Hence our risk and danger. It is because the repetition of the different takes on the mask of the same: the nihilist lassitude, the “everything is equal” of endless deconstruction, of the uniform affirmation of differential heterogeneity. Differance and the simulacrum as well have their disgust and lassitude. We must obviously protect the analysis, reading and re-reading of Derridean practices from deconstruction’s hasty reduction to a body of homogenous techniques of textual heterogeneity of a nihilist version of the general economy and the general strategy of differance. By assigning them another goal? By taking the risk of ordering them to a thesis because they are aimless and do not have the form of any thesis? It is difficult to practice a generalized suspicion without falling into the general formulae of suspicion, without being tempted by undifferentiated nihilist solutions and techniques, all ready to then help out ideological ends that would aggravate nihilism. However, our goal is different, either it is not a re-appropriation or it is not perhaps a goal: rather, the point would be to nuance textuel deconstruction and textuel production within their transcendental generality and differantiality, activating production within deconstruction, and to make “deconstruction” a machinic process determinable in terms of power and desire. The point is to bring the production of textuality to the point of excess where it would flow within the circle of the Eternal Return. Obviously, this is to expect more of the Eternal Return…

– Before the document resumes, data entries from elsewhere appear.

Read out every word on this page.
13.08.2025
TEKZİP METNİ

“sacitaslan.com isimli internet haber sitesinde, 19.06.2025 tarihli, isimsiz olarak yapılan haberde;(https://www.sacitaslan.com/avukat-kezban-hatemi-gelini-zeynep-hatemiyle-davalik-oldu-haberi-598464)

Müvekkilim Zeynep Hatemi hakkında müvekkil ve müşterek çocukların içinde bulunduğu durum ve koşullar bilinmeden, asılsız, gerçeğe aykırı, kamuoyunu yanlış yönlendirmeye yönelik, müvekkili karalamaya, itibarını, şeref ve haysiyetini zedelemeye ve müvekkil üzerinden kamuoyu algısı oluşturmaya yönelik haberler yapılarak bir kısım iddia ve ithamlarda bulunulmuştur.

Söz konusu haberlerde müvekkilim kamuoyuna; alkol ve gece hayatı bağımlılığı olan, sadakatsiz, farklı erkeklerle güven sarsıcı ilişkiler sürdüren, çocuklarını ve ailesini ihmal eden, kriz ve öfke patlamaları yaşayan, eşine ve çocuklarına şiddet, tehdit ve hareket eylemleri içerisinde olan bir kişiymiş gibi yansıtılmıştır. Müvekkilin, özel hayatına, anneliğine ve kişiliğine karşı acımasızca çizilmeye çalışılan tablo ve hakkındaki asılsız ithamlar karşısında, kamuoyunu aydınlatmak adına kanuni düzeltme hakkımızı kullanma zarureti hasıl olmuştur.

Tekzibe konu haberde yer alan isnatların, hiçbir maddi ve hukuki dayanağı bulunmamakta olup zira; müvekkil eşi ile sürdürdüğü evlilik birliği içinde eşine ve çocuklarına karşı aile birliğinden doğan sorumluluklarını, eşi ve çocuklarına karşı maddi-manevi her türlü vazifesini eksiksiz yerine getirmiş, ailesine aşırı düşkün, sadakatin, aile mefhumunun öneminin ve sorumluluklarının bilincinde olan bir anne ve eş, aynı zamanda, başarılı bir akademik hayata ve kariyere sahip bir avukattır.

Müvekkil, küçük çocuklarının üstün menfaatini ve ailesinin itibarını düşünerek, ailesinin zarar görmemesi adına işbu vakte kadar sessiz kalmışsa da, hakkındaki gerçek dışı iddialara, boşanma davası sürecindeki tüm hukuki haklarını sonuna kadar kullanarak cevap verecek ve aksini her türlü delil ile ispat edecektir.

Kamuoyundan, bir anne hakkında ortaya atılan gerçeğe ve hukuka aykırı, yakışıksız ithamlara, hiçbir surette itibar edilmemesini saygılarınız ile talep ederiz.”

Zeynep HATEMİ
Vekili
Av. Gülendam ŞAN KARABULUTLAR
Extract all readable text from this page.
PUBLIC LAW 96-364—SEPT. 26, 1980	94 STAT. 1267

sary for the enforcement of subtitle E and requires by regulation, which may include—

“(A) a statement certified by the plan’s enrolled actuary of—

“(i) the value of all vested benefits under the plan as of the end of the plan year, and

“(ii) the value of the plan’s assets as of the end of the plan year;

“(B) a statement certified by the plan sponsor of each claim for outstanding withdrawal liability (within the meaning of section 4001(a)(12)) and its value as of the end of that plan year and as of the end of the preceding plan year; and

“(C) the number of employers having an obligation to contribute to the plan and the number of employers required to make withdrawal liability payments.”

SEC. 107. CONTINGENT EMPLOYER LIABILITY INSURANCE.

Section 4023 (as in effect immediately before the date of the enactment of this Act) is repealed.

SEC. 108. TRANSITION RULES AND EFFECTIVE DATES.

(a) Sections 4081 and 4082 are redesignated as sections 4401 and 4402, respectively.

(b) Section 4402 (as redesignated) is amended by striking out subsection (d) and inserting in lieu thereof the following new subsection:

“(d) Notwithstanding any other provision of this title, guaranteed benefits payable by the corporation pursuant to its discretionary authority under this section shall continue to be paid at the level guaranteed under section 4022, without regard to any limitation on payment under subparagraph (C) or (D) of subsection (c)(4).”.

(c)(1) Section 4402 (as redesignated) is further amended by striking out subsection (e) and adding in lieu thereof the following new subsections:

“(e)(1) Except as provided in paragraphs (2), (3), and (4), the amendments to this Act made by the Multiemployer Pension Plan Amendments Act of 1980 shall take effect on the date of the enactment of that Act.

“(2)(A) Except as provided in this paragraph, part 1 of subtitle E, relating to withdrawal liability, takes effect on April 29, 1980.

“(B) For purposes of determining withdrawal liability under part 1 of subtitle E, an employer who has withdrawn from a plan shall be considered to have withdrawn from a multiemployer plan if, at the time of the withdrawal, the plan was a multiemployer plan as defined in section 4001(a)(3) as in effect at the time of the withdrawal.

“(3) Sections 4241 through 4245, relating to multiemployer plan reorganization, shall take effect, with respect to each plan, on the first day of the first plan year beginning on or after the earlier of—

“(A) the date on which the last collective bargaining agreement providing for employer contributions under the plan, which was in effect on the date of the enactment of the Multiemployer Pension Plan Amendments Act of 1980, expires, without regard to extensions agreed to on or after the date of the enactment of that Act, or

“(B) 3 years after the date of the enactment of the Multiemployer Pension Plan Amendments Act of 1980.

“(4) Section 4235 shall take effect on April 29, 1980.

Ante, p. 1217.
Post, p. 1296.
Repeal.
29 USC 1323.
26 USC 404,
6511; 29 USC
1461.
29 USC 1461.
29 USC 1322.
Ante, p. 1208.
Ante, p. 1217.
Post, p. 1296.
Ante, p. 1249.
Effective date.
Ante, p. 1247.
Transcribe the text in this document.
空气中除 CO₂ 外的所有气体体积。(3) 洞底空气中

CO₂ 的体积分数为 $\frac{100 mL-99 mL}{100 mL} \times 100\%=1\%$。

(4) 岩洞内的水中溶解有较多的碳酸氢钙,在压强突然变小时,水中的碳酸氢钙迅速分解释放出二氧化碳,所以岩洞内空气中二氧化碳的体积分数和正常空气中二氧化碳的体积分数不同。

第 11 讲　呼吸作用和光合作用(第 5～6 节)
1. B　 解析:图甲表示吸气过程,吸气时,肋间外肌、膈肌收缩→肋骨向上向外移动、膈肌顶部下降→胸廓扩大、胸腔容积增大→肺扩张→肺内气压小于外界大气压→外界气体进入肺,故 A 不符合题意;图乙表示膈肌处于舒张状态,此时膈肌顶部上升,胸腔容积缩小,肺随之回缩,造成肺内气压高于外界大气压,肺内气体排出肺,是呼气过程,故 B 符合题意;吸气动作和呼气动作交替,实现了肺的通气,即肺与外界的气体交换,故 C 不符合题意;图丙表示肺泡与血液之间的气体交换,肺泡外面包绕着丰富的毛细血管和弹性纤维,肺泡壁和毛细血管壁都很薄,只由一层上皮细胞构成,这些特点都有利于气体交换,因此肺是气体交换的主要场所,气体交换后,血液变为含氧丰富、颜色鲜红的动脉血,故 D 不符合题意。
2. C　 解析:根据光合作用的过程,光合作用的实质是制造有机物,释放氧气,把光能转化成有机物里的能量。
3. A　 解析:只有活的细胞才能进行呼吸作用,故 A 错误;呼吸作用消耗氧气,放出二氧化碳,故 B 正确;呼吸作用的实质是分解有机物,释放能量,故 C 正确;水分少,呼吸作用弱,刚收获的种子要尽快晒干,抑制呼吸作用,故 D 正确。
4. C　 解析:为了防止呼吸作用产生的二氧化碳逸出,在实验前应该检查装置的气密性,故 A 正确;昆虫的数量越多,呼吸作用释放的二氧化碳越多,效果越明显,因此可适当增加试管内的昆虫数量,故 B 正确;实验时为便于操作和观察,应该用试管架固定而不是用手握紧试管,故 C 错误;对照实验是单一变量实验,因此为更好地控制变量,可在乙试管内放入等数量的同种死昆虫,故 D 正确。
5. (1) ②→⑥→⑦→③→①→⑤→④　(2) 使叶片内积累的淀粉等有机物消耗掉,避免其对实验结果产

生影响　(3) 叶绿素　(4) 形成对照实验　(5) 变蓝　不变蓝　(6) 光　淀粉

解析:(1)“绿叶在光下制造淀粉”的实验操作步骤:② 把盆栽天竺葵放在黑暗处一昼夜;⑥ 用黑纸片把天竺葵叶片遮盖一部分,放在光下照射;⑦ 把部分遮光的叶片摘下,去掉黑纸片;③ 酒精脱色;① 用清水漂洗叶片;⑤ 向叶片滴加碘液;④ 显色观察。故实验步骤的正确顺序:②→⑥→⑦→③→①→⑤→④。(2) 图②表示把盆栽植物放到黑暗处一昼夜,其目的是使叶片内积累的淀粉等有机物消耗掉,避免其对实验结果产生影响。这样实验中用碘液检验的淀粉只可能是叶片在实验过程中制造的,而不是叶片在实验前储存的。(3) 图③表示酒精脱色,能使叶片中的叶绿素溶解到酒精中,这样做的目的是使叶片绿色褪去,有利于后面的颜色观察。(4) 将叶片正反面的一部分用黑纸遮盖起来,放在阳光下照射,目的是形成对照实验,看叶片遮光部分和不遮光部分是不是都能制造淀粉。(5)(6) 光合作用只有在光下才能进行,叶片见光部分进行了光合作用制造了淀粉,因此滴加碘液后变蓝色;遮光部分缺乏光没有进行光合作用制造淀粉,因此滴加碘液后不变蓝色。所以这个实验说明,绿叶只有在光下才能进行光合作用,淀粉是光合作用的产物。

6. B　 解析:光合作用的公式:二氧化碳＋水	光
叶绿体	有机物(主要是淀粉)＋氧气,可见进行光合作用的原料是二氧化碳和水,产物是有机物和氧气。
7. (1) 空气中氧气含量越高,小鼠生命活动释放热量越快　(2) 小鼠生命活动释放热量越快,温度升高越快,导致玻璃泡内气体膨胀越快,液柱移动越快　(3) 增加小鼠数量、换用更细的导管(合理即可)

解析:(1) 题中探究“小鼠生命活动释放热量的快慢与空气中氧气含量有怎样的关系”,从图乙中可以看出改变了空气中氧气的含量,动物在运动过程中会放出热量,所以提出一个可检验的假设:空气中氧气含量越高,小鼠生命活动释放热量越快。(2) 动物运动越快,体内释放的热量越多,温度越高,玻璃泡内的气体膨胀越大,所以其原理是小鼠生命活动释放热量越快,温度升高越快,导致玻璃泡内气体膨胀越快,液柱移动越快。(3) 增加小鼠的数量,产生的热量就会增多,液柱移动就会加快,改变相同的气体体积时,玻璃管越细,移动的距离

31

[1] The economy is general because it comports this moment of re-production internal to deconstruction in not confounding (even if it is the condition of it) with a capitalization of its effects. In Clang, Derrida contests the expression of general economy and sustains that it is always restrained and determined. If we understand him well, we want to signify the same thing: thus, it is the word “general” that does not have the same meaning here and there. The generality of the textual economy is by definition restrained – i.e., differantial. It is not at all a conceptual generality, but a transcendental generality that depends entirely on differance: the ring of the Eternal Return is only opened as a ring by being restrained, or is only opened as a strict passage (cf. Clang). Our use of the term “general economy” implies that it will be all the more general as it will be differantial (in the machinic-libidinal sense) or at the limit in-differant to textual values, but in-differant in excess of desiring differance of course. And it will be all the more restrained – transcendent, rather than transcendental – as it will be specified under the conditions of representation (in this sense, “restrained” is opposed to the differantial which is not opposed to it).